The elaborate backstory began with a comic John Campbell voice-over explaining the dismal failure of the original Naked Samoans show back in 1998 and the mental toll that critical pasting had on the boys: Mario Gaoa and a mute Dave Fane toiling at KFC, Heto Ah Hi living in Myers Park ("freedom camping," he said indignantly), gout-afflicted war veteran Shimpal Lelisi washing car windscreens, Oscar Kightley working for the ministry of Pacific Island Affairs and, extracting the most comic effect, Robbie Magasiva re-invented, "and transitioning to become a palangi" in Wanaka, complete with southern man accent, casual racism and a love of hunting and fishing.

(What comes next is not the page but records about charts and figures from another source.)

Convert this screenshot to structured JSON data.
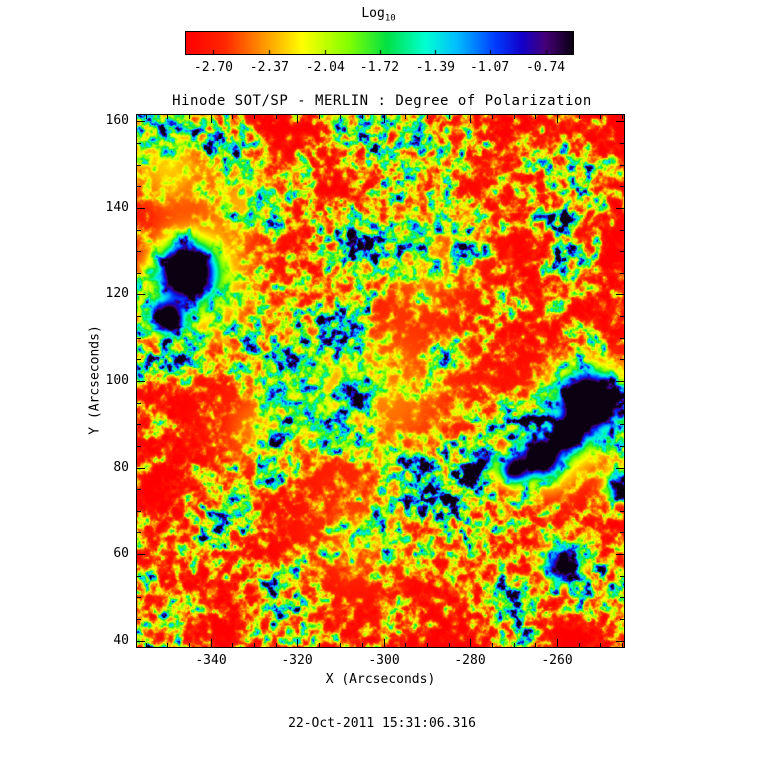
{
  "colorbar": {
    "title": "Log",
    "title_sub": "10"
  },
  "header": {
    "title": "Hinode SOT/SP - MERLIN : Degree of Polarization"
  },
  "axes": {
    "xlabel": "X (Arcseconds)",
    "ylabel": "Y (Arcseconds)"
  },
  "footer": {
    "timestamp": "22-Oct-2011 15:31:06.316"
  },
  "chart_data": {
    "type": "heatmap",
    "title": "Hinode SOT/SP - MERLIN : Degree of Polarization",
    "xlabel": "X (Arcseconds)",
    "ylabel": "Y (Arcseconds)",
    "timestamp": "22-Oct-2011 15:31:06.316",
    "xlim": [
      -357,
      -244.5
    ],
    "ylim": [
      38.5,
      161.5
    ],
    "x_ticks": [
      -340,
      -320,
      -300,
      -280,
      -260
    ],
    "y_ticks": [
      40,
      60,
      80,
      100,
      120,
      140,
      160
    ],
    "minor_tick_step": 5,
    "colorbar": {
      "label": "Log10",
      "tick_values": [
        -2.7,
        -2.37,
        -2.04,
        -1.72,
        -1.39,
        -1.07,
        -0.74
      ],
      "tick_labels": [
        "-2.70",
        "-2.37",
        "-2.04",
        "-1.72",
        "-1.39",
        "-1.07",
        "-0.74"
      ],
      "range": [
        -2.862,
        -0.578
      ]
    },
    "colormap": [
      [
        0.0,
        [
          255,
          0,
          0
        ]
      ],
      [
        0.1,
        [
          255,
          40,
          0
        ]
      ],
      [
        0.2,
        [
          255,
          150,
          0
        ]
      ],
      [
        0.3,
        [
          255,
          255,
          0
        ]
      ],
      [
        0.42,
        [
          130,
          255,
          0
        ]
      ],
      [
        0.52,
        [
          0,
          225,
          70
        ]
      ],
      [
        0.62,
        [
          0,
          255,
          210
        ]
      ],
      [
        0.7,
        [
          0,
          190,
          255
        ]
      ],
      [
        0.8,
        [
          0,
          60,
          255
        ]
      ],
      [
        0.87,
        [
          20,
          0,
          200
        ]
      ],
      [
        0.93,
        [
          70,
          0,
          120
        ]
      ],
      [
        1.0,
        [
          10,
          0,
          18
        ]
      ]
    ],
    "features": [
      {
        "x": -345.5,
        "y": 125.5,
        "r": 4.0,
        "s": 1.3
      },
      {
        "x": -350.0,
        "y": 114.5,
        "r": 2.6,
        "s": 1.05
      },
      {
        "x": -252.5,
        "y": 95.5,
        "r": 4.4,
        "s": 1.3
      },
      {
        "x": -257.5,
        "y": 87.5,
        "r": 2.4,
        "s": 0.9
      },
      {
        "x": -263.5,
        "y": 82.5,
        "r": 2.8,
        "s": 1.05
      },
      {
        "x": -270.0,
        "y": 79.5,
        "r": 2.4,
        "s": 0.9
      },
      {
        "x": -277.0,
        "y": 81.0,
        "r": 1.8,
        "s": 0.65
      },
      {
        "x": -258.5,
        "y": 57.5,
        "r": 2.8,
        "s": 1.1
      },
      {
        "x": -245.5,
        "y": 75.5,
        "r": 2.2,
        "s": 0.85
      },
      {
        "x": -344.0,
        "y": 122.0,
        "r": 9.0,
        "s": 0.4
      },
      {
        "x": -350.0,
        "y": 150.0,
        "r": 7.0,
        "s": 0.25
      },
      {
        "x": -332.0,
        "y": 142.0,
        "r": 6.0,
        "s": 0.2
      },
      {
        "x": -253.0,
        "y": 92.0,
        "r": 8.0,
        "s": 0.38
      },
      {
        "x": -263.0,
        "y": 81.0,
        "r": 6.0,
        "s": 0.3
      },
      {
        "x": -299.0,
        "y": 97.0,
        "r": 14.0,
        "s": 0.17
      },
      {
        "x": -317.0,
        "y": 99.0,
        "r": 8.0,
        "s": 0.15
      },
      {
        "x": -290.0,
        "y": 129.0,
        "r": 9.0,
        "s": 0.15
      },
      {
        "x": -307.0,
        "y": 63.0,
        "r": 9.0,
        "s": 0.13
      },
      {
        "x": -330.0,
        "y": 88.0,
        "r": 7.0,
        "s": 0.15
      }
    ],
    "noise": {
      "seed": 20111022
    }
  }
}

Then they found themselves unwillingly reunited for the first time in two decades in a lawyer's office, learning that they'd been left a rambling Ponsonby villa in the will of a famous magician. The boys duly went to investigate, and became caught in the spell of the house and forced to work together again.
This first section had some brilliant AV effects, some chunks of very clever writing and an incredibly versatile set.
Then the curtain suddenly went down, but this was no interval - instead, the Samoans peered around it, saw the audience, and found themselves in dinner suits, somehow compelled by the magic house to perform a magic show.
There were old the old-style magic tricks you'd expect - the woman cut in half, the string of handkerchiefs, and Fane wearing a sparkly dress; they had all obviously learned their stuff, and while some of it was a bit hokey (and deliberately so), yes, some of it was actually quite sophisticated. And then, suddenly, and a bit surprisingly, it was over.
There were some brilliant lines, many of them delivered by Kightley, who had a recurring gag in his civil servant's role about everything "being an issue that affects our people"; when Ah Hi disappeared, he observed that the others couldn't abandon him because "he's Tokelauan, there's only 8000 of them, and most of them are in Wellington - they'd notice if one went missing".